Vietnam’s Ministry of Finance (MoF) is considering easing the minimum capital requirements for integrated resort projects to help attract further investment into the country’s Special Economic Zones (SEZ).
The current regulations require a minimum investment of $2bn to build an integrated resort complex, half of which has to be paid before a registration certificate – an essential step in the local development process – can be granted.
However, in a new report the MoF has proposed including capital invested in other projects in SEZs, or infrastructure projects connected to the zones, when calculating the capital requirement to receive a certificate.
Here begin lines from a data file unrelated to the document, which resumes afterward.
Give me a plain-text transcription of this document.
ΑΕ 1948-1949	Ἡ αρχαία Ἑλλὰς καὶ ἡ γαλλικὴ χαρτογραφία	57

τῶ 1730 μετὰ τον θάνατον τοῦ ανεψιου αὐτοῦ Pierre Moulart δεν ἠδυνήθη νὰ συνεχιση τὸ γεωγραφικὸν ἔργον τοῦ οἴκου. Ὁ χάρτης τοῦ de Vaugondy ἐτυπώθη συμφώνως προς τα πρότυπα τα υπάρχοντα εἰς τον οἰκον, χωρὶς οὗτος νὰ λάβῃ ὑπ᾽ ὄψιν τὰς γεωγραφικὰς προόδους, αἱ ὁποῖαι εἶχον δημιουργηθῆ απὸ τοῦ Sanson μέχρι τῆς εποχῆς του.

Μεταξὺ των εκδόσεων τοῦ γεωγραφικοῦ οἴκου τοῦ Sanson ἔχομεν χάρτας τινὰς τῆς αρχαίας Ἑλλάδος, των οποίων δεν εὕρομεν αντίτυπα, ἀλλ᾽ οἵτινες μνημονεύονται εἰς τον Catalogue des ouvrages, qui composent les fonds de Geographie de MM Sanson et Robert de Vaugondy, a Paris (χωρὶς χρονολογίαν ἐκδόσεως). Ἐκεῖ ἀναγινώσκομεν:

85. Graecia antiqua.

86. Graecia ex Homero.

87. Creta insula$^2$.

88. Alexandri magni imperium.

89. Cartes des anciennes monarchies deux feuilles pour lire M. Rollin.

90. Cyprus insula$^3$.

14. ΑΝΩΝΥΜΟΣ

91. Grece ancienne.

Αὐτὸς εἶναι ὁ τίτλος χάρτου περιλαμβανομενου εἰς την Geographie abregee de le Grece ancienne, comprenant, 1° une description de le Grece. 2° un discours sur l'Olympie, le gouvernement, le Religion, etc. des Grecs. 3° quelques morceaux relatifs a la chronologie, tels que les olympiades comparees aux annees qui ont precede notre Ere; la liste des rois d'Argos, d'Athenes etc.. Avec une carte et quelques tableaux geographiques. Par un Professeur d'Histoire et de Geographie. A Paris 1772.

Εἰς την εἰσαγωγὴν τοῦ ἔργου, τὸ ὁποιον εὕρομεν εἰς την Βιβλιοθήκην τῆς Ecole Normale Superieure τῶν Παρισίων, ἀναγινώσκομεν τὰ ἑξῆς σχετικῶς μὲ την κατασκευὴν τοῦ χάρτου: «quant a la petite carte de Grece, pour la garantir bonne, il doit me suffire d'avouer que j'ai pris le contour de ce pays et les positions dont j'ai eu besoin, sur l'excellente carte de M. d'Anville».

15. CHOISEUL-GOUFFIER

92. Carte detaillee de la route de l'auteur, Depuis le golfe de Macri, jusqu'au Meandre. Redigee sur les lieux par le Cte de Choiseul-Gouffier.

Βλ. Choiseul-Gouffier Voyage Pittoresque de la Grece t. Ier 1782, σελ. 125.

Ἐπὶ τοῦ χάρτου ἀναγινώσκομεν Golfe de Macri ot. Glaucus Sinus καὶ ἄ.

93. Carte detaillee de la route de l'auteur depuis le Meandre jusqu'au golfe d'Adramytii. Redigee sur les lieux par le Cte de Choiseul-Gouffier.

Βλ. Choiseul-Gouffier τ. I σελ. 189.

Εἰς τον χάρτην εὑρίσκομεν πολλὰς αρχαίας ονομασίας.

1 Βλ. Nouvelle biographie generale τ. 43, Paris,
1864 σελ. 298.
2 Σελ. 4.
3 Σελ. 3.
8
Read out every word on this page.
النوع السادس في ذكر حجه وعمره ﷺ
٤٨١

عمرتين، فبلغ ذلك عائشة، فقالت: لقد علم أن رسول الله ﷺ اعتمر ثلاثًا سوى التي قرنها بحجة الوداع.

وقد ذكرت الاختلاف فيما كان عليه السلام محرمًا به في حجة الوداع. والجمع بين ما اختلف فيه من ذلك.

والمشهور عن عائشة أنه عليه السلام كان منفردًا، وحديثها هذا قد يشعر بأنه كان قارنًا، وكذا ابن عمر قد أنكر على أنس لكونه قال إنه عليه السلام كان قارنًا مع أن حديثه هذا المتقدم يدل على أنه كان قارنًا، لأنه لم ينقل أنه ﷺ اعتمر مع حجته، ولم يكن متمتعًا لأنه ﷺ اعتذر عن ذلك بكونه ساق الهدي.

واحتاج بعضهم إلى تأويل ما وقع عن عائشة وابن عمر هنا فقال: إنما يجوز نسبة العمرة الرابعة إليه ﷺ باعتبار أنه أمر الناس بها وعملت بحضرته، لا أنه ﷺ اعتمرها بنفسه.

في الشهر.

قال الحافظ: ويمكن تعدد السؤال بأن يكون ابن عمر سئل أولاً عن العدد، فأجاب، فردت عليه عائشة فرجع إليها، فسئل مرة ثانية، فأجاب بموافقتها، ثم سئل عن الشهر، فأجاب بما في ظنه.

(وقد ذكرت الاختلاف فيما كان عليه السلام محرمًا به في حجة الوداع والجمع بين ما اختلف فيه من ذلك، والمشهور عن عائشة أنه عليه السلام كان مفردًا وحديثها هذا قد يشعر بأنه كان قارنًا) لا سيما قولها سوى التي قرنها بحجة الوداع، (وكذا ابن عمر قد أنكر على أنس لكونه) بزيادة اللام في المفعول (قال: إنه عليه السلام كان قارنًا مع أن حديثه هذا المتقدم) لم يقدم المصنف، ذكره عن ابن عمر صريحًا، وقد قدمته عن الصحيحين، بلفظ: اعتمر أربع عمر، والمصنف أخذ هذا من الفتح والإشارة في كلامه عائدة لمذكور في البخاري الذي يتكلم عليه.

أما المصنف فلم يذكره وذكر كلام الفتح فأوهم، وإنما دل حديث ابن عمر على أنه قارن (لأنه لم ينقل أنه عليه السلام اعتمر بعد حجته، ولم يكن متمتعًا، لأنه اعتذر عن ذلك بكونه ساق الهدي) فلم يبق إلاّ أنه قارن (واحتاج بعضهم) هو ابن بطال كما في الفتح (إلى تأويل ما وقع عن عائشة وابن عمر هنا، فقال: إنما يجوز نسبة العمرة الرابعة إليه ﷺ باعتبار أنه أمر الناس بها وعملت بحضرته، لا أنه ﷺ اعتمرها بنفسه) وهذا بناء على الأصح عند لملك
The MoF highlighted that the proposed change might be of particular help to the Van Don district, where Sun Group is developing an integrated resort, given its underdeveloped infrastructure.
Nevertheless, the Ministry of Planning and Investment and the Ministry of Defence are said to be opposed to the measure according to local media reports. Both are reportedly concerned that such assistance would give new projects an unfair competitive advantage over existing casino developments.
Alongside Van Don, other SEZs in the country include Bac Van Phong in Khanh Hoa province and Phu Quoc in Kien Giang province.
The first property in country allowed to host Vietnamese players, Corona Resort and Casino, situated on Phu Quoc island, close to Vietnam’s border with Cambodia, opened its doors back in January.